This repository contains implementation of FuncMol, a model for unconditional 3D molecule generation using neural fields:
@inproceedings{kirchmeyer2024funcmol,
title={Score-based 3D molecule generation with neural fields},
author={Kirchmeyer, Matthieu and Pinheiro, Pedro O and Saremi, Saeed},
booktitle={NeurIPS},
year={2024}
}
We assume the user have anaconda (or, preferably mamba) installed. Multi GPU support is managed with Pytorch Lightning Fabric. Configs are managed with Hydra and logging is managed by WandB.
Install the funcmol env and package:
mamba env create -f env.yml
conda activate funcmol
pip install -e .
To preprocess the QM9 data, run:
cd funcmol/dataset; python create_data_qm9.py
And to preprocess the GEOM-drugs data, run:
cd funcmol/dataset; python create_data_geom_drugs.py
These two scripts will preprocess the QM9 and the GEOM-drugs dataset (it will take dozens of minutes to process the GEOM-drugs dataset). We use the split on the official MiDi's implementation.
To preprocess CREMP data, first download pickle.tar.gz
(and untar it) and summary.csv
from this link and place them in dataset/data/cremp/
. Then, run the following command to generate the dataset with 50 conformers per molecule:
cd funcmol/dataset; python create_data_cremp.py
FuncMol is a generative model in latent space. We release the code for the setting where the latent space is constructed with an auto-encoder. The decoder is a conditional neural field and the encoder is a 3D CNN. To train the neural field-based auto-encoder on QM9, run the following command:
python train_nf.py --config-name train_nf_qm9
To train on GEOM-drugs or CREMP, use the configs train_nf_drugs
, train_nf_cremp
, respectively.
These scripts will save the neural field weights and configs in exps/neural_field/
. We train the neural fields with 2 A100 GPUs.
To evaluate the neural field, run:
python eval_nf.py nf_pretrained_path=$NF_PRETRAINED_PATH
where $NF_PRETRAINED_PATH
is the path where the neural field model.pt
is saved. This script will save some reconstructed samples (in .sdf file format) on the NF folder.

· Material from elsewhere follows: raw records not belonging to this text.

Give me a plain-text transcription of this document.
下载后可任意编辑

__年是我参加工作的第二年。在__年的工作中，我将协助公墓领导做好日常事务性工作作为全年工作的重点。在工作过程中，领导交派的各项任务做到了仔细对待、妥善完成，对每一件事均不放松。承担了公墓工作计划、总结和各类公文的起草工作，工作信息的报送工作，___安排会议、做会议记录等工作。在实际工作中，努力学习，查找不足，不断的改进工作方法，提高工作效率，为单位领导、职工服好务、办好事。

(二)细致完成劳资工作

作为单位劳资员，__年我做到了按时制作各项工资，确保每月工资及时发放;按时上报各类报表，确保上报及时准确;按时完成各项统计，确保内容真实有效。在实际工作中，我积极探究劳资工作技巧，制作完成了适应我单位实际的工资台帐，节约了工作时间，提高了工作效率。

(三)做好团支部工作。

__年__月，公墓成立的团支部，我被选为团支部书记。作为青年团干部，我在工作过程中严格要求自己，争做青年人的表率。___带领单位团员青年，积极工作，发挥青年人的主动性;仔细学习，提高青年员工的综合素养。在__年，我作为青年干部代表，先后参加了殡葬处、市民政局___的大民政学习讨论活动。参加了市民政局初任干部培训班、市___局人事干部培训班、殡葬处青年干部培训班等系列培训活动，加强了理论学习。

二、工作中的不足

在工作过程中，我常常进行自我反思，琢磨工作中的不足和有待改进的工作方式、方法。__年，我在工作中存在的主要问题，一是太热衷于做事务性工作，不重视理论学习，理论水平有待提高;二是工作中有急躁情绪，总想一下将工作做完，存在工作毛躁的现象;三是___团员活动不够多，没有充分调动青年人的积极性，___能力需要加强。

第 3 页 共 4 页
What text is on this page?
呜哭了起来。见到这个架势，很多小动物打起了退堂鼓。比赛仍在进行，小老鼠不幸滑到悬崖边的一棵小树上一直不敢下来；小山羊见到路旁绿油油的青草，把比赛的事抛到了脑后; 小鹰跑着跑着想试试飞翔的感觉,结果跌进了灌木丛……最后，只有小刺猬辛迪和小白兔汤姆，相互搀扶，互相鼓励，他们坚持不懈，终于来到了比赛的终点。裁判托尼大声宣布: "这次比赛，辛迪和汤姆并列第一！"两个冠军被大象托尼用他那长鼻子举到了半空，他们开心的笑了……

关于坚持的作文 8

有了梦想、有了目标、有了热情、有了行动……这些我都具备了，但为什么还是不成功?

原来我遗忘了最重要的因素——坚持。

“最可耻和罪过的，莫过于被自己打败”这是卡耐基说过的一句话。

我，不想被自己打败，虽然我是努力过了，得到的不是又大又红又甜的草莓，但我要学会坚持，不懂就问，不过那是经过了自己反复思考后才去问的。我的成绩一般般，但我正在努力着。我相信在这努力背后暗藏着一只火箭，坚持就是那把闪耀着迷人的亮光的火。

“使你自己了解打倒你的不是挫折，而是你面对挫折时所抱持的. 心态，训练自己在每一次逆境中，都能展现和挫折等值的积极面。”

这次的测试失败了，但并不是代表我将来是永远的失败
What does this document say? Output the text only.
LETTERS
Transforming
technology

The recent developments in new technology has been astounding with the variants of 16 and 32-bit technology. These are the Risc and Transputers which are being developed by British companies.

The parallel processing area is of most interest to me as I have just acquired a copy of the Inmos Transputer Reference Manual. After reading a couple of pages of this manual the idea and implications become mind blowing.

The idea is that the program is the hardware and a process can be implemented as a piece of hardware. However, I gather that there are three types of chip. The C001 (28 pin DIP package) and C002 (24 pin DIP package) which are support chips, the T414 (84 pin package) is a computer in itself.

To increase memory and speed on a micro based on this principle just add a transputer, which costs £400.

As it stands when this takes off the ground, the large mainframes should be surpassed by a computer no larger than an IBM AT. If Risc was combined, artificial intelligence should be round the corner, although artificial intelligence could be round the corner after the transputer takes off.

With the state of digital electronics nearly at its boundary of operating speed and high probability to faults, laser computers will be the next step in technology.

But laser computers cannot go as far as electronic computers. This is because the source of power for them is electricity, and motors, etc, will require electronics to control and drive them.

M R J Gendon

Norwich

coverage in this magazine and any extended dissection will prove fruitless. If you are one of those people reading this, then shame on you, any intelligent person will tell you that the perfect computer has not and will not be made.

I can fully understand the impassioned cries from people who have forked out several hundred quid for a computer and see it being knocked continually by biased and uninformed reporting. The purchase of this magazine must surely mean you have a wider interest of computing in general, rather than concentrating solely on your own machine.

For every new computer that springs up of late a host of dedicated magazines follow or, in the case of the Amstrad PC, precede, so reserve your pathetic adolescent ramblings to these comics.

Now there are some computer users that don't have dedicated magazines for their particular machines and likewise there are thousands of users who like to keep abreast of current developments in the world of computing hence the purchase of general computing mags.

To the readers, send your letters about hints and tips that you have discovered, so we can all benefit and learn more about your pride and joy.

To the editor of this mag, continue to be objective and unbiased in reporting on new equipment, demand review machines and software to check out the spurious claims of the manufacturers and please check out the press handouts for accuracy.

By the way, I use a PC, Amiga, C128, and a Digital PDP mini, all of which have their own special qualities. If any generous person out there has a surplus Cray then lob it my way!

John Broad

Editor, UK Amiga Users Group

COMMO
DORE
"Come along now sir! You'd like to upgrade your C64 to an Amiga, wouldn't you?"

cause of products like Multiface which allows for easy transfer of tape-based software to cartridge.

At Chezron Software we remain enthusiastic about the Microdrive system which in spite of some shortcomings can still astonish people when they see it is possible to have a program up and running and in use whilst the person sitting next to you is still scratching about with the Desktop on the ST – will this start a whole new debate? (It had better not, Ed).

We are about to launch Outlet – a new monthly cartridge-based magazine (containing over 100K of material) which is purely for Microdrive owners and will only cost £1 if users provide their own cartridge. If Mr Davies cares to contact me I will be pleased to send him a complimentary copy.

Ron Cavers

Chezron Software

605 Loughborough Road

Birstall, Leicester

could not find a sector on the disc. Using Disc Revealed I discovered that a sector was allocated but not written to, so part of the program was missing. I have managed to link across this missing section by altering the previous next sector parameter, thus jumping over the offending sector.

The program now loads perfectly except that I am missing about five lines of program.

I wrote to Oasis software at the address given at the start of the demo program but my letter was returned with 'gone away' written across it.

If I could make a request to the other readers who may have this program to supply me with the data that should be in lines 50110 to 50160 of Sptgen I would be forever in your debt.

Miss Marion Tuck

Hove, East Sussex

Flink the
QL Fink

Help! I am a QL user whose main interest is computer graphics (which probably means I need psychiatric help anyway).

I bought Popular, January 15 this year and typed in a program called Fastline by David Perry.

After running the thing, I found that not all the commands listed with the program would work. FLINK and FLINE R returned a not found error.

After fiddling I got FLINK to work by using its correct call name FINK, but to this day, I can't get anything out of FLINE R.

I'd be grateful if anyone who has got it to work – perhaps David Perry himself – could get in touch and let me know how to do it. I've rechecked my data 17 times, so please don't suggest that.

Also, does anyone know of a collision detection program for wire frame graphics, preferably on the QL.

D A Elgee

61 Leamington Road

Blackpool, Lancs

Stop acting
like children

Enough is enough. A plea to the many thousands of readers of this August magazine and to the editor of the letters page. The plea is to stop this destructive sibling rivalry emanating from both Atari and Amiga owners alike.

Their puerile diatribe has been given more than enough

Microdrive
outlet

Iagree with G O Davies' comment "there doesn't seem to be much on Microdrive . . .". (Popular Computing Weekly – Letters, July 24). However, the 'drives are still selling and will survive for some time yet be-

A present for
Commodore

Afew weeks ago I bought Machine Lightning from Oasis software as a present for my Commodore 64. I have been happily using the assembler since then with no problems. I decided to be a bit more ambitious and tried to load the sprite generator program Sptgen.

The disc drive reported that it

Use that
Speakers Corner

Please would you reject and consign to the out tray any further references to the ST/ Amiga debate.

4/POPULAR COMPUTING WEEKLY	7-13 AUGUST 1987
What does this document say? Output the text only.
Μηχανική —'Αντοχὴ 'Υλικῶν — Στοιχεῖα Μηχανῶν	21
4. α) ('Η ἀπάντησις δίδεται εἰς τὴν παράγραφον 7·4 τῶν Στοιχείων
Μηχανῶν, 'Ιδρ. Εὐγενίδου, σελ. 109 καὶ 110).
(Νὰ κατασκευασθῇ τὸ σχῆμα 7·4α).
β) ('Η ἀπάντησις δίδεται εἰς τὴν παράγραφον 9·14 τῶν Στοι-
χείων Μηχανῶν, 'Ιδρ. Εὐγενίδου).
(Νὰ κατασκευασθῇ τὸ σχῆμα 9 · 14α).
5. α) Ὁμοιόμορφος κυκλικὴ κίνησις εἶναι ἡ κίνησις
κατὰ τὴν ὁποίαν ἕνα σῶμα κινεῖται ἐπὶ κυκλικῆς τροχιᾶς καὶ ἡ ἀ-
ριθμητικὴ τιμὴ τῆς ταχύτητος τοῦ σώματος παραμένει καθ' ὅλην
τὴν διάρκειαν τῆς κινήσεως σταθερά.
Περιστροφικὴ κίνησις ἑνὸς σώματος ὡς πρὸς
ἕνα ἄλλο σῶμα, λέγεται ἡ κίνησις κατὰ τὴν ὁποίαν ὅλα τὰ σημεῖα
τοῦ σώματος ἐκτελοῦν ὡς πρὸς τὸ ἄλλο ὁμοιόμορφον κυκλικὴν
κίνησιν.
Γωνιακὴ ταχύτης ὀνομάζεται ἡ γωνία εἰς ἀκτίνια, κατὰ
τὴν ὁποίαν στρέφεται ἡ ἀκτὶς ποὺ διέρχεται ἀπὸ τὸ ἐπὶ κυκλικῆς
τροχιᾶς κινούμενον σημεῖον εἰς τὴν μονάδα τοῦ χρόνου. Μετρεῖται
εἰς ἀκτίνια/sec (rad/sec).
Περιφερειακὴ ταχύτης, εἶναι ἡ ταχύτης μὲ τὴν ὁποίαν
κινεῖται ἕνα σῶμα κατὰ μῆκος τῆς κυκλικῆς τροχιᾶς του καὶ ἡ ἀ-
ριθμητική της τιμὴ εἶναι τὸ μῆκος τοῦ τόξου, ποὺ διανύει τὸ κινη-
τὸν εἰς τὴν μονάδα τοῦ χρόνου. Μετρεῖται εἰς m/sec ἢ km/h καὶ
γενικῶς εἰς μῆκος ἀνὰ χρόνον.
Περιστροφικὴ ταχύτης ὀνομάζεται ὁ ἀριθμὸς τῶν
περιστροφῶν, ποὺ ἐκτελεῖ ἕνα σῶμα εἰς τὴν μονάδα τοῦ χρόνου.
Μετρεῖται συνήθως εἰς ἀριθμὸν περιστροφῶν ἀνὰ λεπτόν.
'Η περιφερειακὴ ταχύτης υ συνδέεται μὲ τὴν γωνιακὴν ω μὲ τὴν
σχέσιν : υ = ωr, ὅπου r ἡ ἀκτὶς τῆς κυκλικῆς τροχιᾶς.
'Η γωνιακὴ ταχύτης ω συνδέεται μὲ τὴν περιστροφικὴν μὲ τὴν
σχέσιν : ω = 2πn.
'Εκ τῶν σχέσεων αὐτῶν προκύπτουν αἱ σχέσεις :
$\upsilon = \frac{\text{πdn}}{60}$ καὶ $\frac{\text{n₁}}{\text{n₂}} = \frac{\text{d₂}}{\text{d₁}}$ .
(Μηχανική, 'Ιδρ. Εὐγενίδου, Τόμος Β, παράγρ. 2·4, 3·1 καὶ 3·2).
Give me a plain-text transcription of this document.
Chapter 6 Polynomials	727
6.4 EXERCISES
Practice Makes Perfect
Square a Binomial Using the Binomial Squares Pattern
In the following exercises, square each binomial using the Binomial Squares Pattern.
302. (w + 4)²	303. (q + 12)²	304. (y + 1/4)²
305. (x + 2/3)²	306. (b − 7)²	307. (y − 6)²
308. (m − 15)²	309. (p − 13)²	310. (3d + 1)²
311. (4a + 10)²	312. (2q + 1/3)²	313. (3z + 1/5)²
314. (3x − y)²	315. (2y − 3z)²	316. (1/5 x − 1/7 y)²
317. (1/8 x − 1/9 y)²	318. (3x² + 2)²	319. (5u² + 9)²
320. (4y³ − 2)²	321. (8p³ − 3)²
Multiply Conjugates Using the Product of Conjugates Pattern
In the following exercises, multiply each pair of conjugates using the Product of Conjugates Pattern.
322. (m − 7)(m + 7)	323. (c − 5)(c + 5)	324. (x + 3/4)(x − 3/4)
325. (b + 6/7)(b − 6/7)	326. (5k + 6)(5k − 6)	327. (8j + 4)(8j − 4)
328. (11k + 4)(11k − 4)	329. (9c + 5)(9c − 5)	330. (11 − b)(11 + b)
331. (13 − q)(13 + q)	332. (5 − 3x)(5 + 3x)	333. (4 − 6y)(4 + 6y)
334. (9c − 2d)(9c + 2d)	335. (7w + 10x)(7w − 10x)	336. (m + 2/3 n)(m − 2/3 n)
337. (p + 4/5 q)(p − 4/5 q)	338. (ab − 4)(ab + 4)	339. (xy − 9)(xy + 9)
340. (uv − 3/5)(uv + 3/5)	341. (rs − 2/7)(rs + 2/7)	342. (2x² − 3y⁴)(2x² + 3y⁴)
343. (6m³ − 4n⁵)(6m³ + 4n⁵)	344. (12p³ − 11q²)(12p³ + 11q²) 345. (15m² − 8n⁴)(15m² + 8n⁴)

To eg train funcmol on GEOM-drugs (assuming the neural field was trained, see above), run:
python train_fm.py --config-name train_fm_drugs nf_pretrained_path=$NF_PRETRAINED_PATH dset.batch_size=1024
This script will save the model/configs in exps/funcmol/
folder. We train the denoisers with 1 A100 GPU.
We also include an option to pre-compute the codes, then train the denoiser on them. In this setting, we first infer the codes for multiple augmented versions of the dataset, save them on disk, then train the denoiser on the pre-computed codes. This approach save computation during training (by using a lot of disk space).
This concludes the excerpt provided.